Scientists baffled by ‘rogue planet’ outside the solar system

Artist's conception of SIMP J01365663+0933473 an object with 12.7 times the mass of Jupiter but a magnetic field 200 times more powerful than Jupiter's. This object is 20 light-years from Earth. Credit Caltech  Chuck Carter NRAO  AUI  NSF

The curious thing about this planet is not just its vast size but also the fact it doesn't appear to orbit any star.

An unusual new planet has been discovered drifting alone through space, 20 light years away from Earth.

Brown dwarfs are objects which are much larger than planets yet unable to sustain nuclear fusion of hydrogen in their cores, hence the name failed stars.

It's not attached to any star and is 12 times the size of Jupiter, which has a radius of more than 69,000 kilometres.

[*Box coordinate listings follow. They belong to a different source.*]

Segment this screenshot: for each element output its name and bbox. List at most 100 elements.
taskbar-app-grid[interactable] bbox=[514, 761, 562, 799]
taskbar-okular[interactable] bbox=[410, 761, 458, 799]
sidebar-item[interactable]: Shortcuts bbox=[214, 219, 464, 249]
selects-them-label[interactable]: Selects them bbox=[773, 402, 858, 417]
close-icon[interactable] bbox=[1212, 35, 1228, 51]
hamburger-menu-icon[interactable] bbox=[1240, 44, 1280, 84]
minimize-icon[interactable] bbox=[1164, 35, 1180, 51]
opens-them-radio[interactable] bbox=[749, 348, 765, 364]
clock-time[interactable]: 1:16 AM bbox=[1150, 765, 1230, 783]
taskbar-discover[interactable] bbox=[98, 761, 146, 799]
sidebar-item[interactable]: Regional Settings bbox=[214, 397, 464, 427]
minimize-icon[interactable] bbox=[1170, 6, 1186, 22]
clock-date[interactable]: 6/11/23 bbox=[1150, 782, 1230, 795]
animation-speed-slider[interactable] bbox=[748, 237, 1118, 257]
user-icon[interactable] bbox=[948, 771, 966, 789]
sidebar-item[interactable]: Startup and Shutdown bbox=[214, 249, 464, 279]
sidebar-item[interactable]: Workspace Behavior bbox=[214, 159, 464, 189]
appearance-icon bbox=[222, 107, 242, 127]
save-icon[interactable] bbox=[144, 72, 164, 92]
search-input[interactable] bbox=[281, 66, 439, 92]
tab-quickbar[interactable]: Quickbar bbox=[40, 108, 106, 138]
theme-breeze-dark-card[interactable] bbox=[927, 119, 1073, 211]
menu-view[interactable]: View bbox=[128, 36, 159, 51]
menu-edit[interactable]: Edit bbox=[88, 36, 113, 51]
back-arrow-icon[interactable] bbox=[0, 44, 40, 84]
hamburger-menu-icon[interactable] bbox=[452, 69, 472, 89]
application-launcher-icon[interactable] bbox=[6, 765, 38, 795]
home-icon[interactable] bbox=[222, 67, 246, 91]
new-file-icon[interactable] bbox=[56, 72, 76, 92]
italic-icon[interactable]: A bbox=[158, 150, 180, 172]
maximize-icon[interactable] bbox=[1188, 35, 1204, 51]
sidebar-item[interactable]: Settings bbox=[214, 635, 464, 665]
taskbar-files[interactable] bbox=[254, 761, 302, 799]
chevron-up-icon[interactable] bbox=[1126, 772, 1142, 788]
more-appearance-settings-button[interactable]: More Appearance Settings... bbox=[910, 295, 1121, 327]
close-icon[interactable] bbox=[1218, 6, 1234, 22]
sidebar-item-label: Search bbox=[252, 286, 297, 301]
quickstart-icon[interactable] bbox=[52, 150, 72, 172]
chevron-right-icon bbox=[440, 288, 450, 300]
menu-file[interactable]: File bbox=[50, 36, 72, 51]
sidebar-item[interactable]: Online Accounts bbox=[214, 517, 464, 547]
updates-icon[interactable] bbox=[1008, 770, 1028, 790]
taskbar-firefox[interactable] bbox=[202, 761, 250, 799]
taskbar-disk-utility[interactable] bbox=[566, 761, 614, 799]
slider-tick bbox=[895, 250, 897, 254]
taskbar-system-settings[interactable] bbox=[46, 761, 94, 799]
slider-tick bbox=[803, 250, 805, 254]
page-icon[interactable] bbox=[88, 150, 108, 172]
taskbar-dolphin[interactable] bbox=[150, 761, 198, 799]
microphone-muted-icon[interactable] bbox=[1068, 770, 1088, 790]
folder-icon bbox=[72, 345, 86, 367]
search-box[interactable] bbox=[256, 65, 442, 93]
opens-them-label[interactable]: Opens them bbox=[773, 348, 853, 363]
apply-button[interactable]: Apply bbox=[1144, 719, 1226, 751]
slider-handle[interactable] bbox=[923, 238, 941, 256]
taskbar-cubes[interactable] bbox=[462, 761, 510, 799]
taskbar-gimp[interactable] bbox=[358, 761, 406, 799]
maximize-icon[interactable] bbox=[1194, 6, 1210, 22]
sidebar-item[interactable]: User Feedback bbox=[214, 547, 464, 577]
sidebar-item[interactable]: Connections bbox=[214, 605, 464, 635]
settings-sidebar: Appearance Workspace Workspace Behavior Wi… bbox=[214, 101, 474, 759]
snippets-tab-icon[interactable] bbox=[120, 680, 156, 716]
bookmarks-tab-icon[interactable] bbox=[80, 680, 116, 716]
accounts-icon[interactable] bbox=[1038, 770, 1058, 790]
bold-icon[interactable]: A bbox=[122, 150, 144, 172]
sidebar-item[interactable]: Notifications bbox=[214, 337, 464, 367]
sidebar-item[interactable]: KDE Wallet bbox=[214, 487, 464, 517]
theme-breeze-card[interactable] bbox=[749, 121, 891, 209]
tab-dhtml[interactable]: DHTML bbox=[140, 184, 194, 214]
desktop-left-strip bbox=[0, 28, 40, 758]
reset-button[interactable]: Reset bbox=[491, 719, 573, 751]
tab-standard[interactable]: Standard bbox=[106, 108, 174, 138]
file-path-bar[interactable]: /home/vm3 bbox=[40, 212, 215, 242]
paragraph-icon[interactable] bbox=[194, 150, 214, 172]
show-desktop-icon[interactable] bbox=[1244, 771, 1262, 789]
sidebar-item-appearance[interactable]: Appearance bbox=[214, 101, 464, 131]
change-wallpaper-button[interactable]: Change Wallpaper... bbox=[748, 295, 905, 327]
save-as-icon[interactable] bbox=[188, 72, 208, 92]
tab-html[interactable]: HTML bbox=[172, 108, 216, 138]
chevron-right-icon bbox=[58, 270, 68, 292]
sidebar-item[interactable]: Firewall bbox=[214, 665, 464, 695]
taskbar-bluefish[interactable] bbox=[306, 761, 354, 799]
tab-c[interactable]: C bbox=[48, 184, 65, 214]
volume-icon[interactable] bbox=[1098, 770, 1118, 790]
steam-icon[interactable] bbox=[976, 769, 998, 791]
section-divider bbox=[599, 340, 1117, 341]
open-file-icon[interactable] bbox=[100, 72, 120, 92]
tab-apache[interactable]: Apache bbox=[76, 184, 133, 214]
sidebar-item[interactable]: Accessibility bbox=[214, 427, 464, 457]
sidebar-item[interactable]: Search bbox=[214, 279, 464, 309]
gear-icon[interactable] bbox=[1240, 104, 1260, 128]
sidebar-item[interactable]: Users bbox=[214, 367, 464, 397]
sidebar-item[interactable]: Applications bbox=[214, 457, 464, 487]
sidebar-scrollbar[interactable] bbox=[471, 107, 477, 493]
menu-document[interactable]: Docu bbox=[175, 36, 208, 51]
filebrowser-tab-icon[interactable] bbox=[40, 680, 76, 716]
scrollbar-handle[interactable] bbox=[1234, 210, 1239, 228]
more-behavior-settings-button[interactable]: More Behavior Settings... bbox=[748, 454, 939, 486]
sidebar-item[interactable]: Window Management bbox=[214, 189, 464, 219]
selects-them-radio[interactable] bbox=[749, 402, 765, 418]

"This particular object is exciting because studying its magnetic dynamo mechanisms can give us new insights on how the same type of mechanisms can operate in extrasolar planets", Dr. Kao said. For comparison, the Sun has a surface temperature of 5,500 degrees Celsius or nearly 10,000 degrees Fahrenheit.

In fact, scientists are still debating the difference between giant planets and brown dwarfs because of the only distinction they can categorize them based on is size.

This is the first planetary mass object detected with a radio telescope. The newly discovered object, called SIMP J01365663+0933473, has been found to have a magnetic field 200 times more powerful than Jupiter's.

There are many mysterious things about the rogue planet, which was discovered using the National Science Foundation's Karl G. Jansky Very Large Array telescope in New Mexico. It also features a magnetic field over 200 times stronger than the gas giant's.

This finding could help to better understand the magnetic processes of stars and planets, Kao believes.

At the same time, the team from Caltech, which originally registered the radio emission in 2016, I watched it again during the new study, at much higher RF frequencies, and confirmed that the magnetic field of the object was even stronger than originally thought. Some brown dwarfs have powerful auroras like those seen around the poles of Earth, Jupiter and Saturn caused by the interactions of a planet's magnetic field and the electrically charged solar wind. However, when another team looked at the brown dwarf data they realised one of the objects, dubbed SIMP J01365663+0933473, was far younger than the others. Researchers aren't sure how brown dwarf auroras happen - "rogue" planets like these lack a nearby star's solar wind for the magnetic field to interact with.